Das eigentliche Tauf-Problem

20. Oktober 2007

So vehement in bestimmten Kreisen manchmal über die Taufe debattiert wird, so erschreckend stumm sind die Kirchen geworden. So jedenfalls die These von Ralph Kunz, der in seinem Beitrag, ausdrücklich an Jürgen Moltmann anknüpfend, feststellte: »Keine Kirchenreform ohne Taufreform!« Interessant fand ich dabei den Ansatz, das Drei-Stufen-Modell aus Dietrich Bonhoeffers Geniestreich-Dissertation »Sanctorum communio« zwar grundsätzlich anzuerkennen (dabei definieren drei konzentrisch angeordnete Kreise drei verschiedene »Stadien« von Kirchenzugehörigkeit), dabei aber zu fordern, dass die Taufe nicht an den Rand, sondern in das Zentrum gehöre. Wenn ich Bonhoeffer richtig verstanden habe, geht es ihm aber ganz schlicht um die Feststellung, dass die Hemmschwelle hin zur Taufe insgesamt die geringste ist (was ja auch der volkskirchlichen Realität entspricht). Na ja.

Voll und ganz zustimmen kann ich dagegen der eigentlichen Hauptthese, die dann folgte:

Als missionarische Kirche müssen wir keineswegs gegen die Säuglingstaufe vorgehen (über deren Verständnis man im Einzelnen streiten kann – habe im Verlauf der Diskussion gemerkt, wie lutherisch ich bin…). Wohl aber gegen einen »Taufautomatismus«, der das Dass der (Säuglings-)Taufe überhaupt nicht mehr in Frage stellt, diese Kasualie also stumpf und unreflektiert abwickelt und dem Taufwunsch der Eltern jeweils ungeprüft nachkommt.

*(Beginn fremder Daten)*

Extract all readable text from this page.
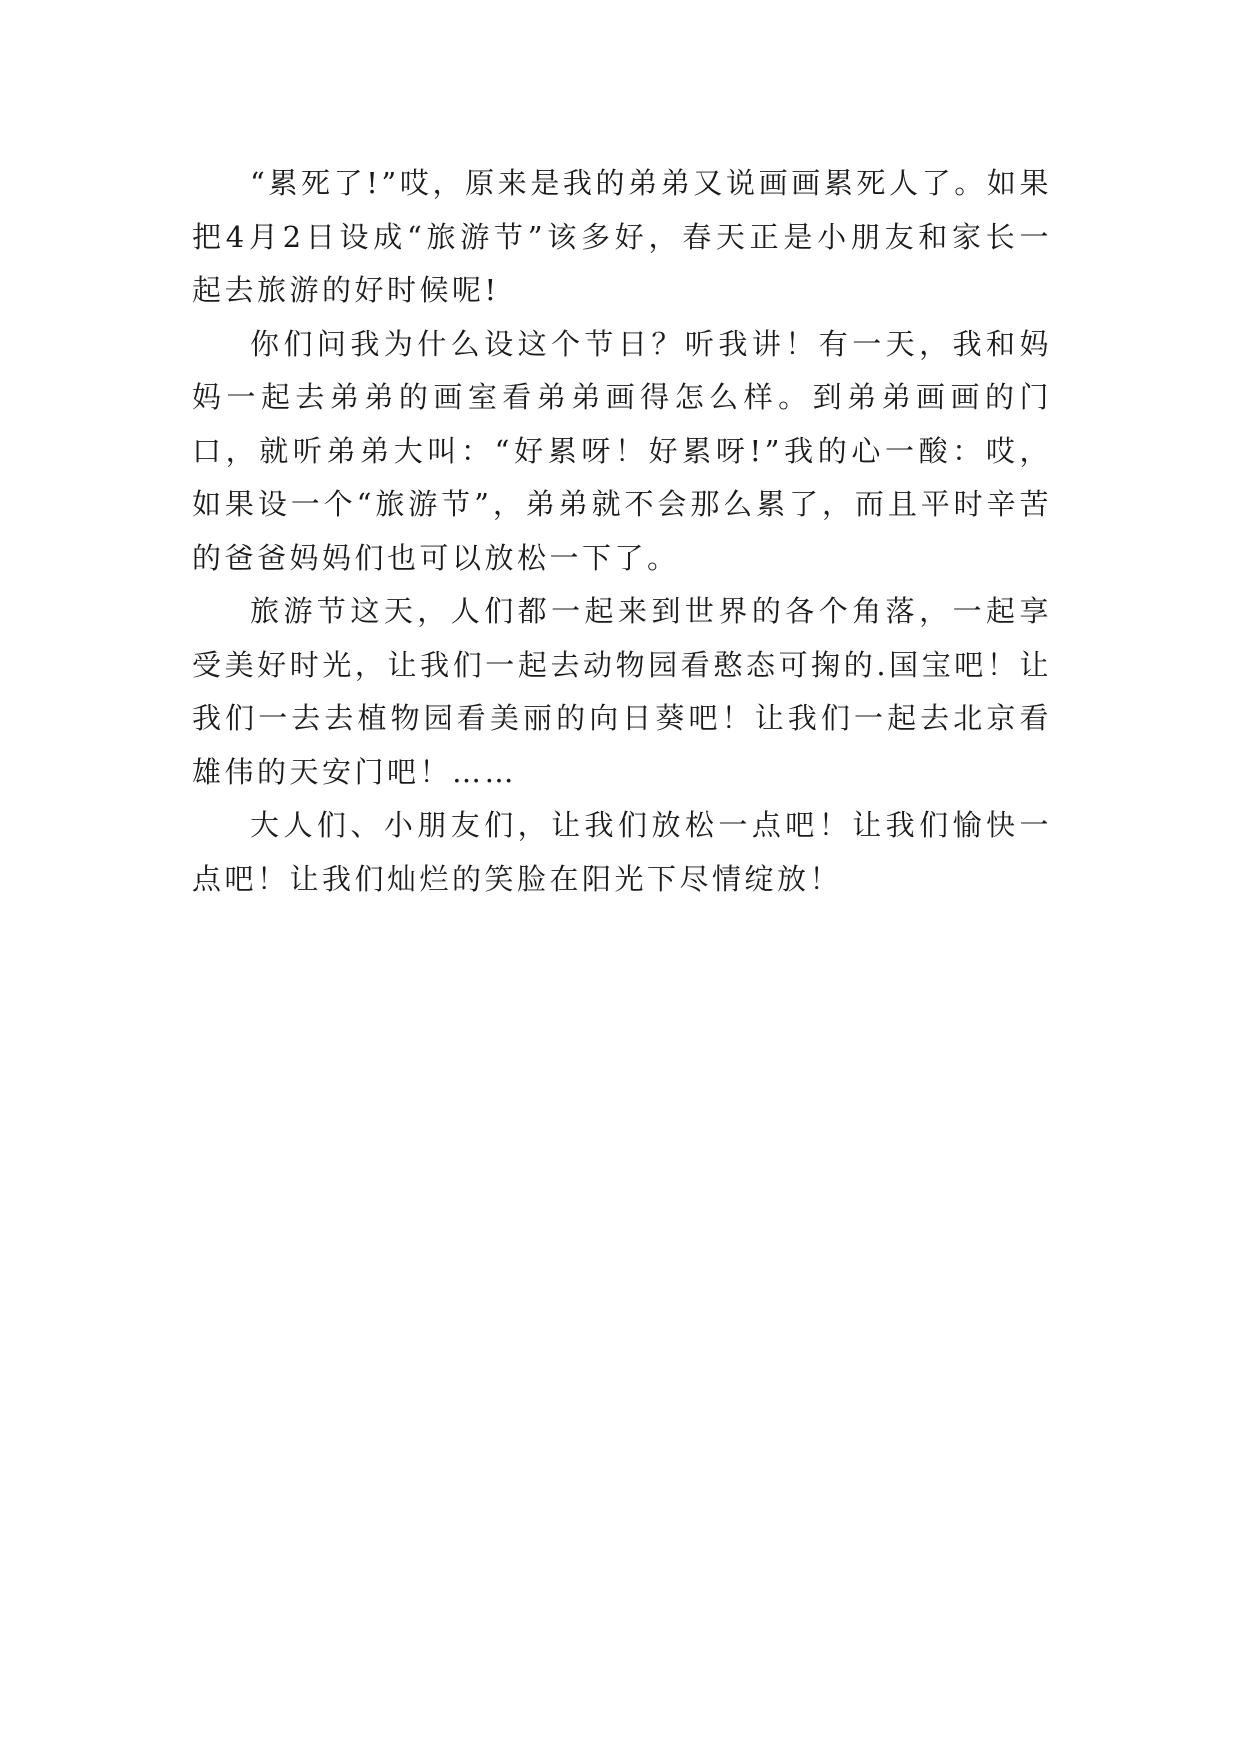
“累死了!”哎，原来是我的弟弟又说画画累死人了。如果把4月2日设成“旅游节”该多好，春天正是小朋友和家长一起去旅游的好时候呢!

你们问我为什么设这个节日？听我讲！有一天，我和妈妈一起去弟弟的画室看弟弟画得怎么样。到弟弟画画的门口，就听弟弟大叫：“好累呀！好累呀!”我的心一酸：哎，如果设一个“旅游节”，弟弟就不会那么累了，而且平时辛苦的爸爸妈妈们也可以放松一下了。

旅游节这天，人们都一起来到世界的各个角落，一起享受美好时光，让我们一起去动物园看憨态可掬的.国宝吧！让我们一去去植物园看美丽的向日葵吧！让我们一起去北京看雄伟的天安门吧！……

大人们、小朋友们，让我们放松一点吧！让我们愉快一点吧！让我们灿烂的笑脸在阳光下尽情绽放！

Möglichkeiten für eine solche Taufreform sehe ich viele. Es beginnt bei den Infobroschüren, die womöglich in der Kirche ausliegen – und endet vielleicht sogar bei verpflichtenden Taufseminaren für Eltern. Ich ahne es schon – die Vikariatszeit wird in dieser Hinsicht sehr interessant werden.

 

5 Kommentare zu “Das eigentliche Tauf-Problem”

  1. Achti meint:

    Ich denke, die Taufe hat durch den besagten Automatismus eine Inflation erfahren. Taufe ist zur Schleuderware geworden, eine “billige Gnade” (Bonhoeffer in “Nachfolge”).
    Das hängt m.E. auch mit der zwangsläufig damit verbundenen Kirchenmitgliedschaft zusammen. Ich halte da die Praxis der Methodisten für vorbildlich, bei denen Mitgliedschaft auch ohne Taufe möglich ist.
    Das beugt dem lutherischen Missverständnis vor, als wäre die Institution Kirche schon der Leib Christi, in den man hineingetauft wird. Wobei ich generell vorsichtig wäre, den falschen Umkehrschluss aus 1Kor 12 zu ziehen, dass jedes Taufen Teile zum Leib Christi hinzufügt. Hat denn der Leib Christi auch abgestorbene Glieder?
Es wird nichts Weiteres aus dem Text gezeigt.